I have a MySQL table where there are many rows for each person, and I want to write a query which aggregates rows with special constraint. (one per person)
For example, lets say the table is consist of following data.
name date reason
---------------------------------------
John 2013-04-01 14:00:00 Vacation
John 2013-03-31 18:00:00 Sick
Ted 2012-05-06 20:00:00 Sick
Ted 2012-02-20 01:00:00 Vacation
John 2011-12-21 00:00:00 Sick
Bob 2011-04-02 20:00:00 Sick
I want to see the distribution of 'reason' column. If I just write a query like below
select reason, count(*) as count from table group by reason
then I will be able to see number of reasons for this table overall.
reason count
------------------
Sick 4
Vacation 2
However, I am only interested in single reason from each person. The reason that should be counted should be from a row with latest date from the person's records. For example, John's latest reason would be Vacation while Ted's latest reason would be Sick. And Bob's latest reason (and the only reason) is Sick.

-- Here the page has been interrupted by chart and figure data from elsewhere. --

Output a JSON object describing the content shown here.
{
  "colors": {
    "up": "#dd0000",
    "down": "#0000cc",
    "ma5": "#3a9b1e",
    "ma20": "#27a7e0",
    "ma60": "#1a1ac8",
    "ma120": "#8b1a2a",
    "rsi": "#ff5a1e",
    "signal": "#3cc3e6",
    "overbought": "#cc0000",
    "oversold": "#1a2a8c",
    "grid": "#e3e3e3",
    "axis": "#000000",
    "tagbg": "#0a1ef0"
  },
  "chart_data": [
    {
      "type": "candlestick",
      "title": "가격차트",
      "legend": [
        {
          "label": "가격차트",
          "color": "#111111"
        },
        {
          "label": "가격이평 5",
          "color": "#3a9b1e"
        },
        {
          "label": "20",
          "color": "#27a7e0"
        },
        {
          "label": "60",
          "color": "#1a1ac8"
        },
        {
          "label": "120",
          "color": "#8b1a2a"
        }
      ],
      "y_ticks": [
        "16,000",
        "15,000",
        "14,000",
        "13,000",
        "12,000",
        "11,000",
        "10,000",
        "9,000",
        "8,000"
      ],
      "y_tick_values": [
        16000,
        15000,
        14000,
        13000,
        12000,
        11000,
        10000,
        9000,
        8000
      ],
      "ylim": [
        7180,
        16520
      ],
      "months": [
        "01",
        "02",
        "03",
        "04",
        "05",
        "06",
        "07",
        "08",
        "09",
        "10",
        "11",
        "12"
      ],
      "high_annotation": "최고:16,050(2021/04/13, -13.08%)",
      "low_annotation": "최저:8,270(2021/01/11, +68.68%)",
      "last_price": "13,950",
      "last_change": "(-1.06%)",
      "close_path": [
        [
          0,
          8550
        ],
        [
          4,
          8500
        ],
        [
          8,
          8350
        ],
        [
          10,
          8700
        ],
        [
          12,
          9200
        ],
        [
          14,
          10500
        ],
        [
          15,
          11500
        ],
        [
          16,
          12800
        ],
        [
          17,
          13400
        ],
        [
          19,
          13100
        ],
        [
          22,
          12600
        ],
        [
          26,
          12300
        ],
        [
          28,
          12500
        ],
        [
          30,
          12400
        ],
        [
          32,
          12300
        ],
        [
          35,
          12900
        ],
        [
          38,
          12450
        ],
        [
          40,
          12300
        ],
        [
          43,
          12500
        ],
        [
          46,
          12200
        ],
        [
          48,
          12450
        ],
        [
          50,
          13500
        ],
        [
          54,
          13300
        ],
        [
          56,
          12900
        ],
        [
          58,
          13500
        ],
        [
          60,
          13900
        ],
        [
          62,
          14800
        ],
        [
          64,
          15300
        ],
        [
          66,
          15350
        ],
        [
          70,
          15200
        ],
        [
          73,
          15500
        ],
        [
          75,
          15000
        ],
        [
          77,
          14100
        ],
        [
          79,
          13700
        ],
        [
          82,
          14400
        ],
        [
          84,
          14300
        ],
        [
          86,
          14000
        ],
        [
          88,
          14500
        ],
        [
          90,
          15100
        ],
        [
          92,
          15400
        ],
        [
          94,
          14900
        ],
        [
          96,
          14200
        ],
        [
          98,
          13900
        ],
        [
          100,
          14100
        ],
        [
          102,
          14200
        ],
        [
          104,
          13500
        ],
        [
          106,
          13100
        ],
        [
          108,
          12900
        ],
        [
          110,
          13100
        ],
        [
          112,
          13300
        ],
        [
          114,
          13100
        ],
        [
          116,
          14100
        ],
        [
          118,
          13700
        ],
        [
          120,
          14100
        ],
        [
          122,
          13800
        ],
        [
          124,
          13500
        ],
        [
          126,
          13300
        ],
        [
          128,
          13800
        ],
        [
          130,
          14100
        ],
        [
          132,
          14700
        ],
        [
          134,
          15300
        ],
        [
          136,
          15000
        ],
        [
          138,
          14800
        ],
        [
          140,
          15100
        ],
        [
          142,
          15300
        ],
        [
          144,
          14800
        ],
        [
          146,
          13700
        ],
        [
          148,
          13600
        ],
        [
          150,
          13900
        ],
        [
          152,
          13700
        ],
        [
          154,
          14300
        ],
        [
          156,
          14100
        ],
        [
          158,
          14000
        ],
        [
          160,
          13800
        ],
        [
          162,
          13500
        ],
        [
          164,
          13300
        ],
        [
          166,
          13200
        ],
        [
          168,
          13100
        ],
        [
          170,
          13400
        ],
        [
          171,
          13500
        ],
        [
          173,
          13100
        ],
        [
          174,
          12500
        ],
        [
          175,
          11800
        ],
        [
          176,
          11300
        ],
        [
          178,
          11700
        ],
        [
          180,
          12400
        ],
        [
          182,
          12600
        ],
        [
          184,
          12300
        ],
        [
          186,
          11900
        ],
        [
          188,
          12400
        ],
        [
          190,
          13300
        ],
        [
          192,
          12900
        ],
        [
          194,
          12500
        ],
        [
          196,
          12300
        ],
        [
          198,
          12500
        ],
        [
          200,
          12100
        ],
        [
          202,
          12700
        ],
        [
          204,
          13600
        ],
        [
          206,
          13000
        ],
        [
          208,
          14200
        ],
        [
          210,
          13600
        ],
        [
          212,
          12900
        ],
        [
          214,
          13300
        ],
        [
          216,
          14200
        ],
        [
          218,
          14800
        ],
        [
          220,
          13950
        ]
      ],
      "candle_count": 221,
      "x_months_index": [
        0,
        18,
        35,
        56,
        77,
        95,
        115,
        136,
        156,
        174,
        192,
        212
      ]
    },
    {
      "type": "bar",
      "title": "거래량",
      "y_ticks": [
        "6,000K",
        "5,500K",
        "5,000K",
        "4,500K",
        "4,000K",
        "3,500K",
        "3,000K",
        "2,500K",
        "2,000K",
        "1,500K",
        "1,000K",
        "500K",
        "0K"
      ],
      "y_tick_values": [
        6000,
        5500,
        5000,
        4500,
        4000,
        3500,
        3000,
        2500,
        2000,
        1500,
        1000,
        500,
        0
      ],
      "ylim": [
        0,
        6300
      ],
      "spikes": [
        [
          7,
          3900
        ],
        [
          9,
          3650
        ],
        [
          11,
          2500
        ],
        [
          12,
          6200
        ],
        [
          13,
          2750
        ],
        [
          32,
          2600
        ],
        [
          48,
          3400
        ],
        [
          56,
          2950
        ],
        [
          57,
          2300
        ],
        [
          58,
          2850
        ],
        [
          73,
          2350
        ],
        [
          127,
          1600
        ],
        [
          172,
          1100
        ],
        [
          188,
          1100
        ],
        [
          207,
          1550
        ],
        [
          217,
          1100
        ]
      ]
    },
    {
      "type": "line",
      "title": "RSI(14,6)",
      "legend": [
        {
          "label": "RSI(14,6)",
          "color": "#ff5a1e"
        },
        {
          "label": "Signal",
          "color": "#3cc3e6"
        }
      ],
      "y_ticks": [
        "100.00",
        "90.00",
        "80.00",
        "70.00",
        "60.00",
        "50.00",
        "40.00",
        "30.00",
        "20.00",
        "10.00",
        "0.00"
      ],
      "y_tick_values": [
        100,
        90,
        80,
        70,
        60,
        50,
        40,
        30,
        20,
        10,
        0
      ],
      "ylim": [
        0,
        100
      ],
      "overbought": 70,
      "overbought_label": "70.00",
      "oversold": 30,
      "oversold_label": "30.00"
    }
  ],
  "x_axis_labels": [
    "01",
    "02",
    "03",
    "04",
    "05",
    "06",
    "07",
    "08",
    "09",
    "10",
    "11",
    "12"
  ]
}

The expected result for that query should be like below. (Sum of count will be 3 because there are only 3 people)
reason count
-----------------
Sick 2
Vacation 1
Is it possible to write a query such that single latest reason will be counted when I want to see distribution(count) of reasons?
Here are some facts about the table.
- The table has tens of millions of rows
- For most of times, each person has one reason.
- Some people have multiple reasons, but 99.99% of people have fewer than 5 reasons.
- There are about 30 different reasons while there are millions of distinct names.
- The table is partitioned based on date range.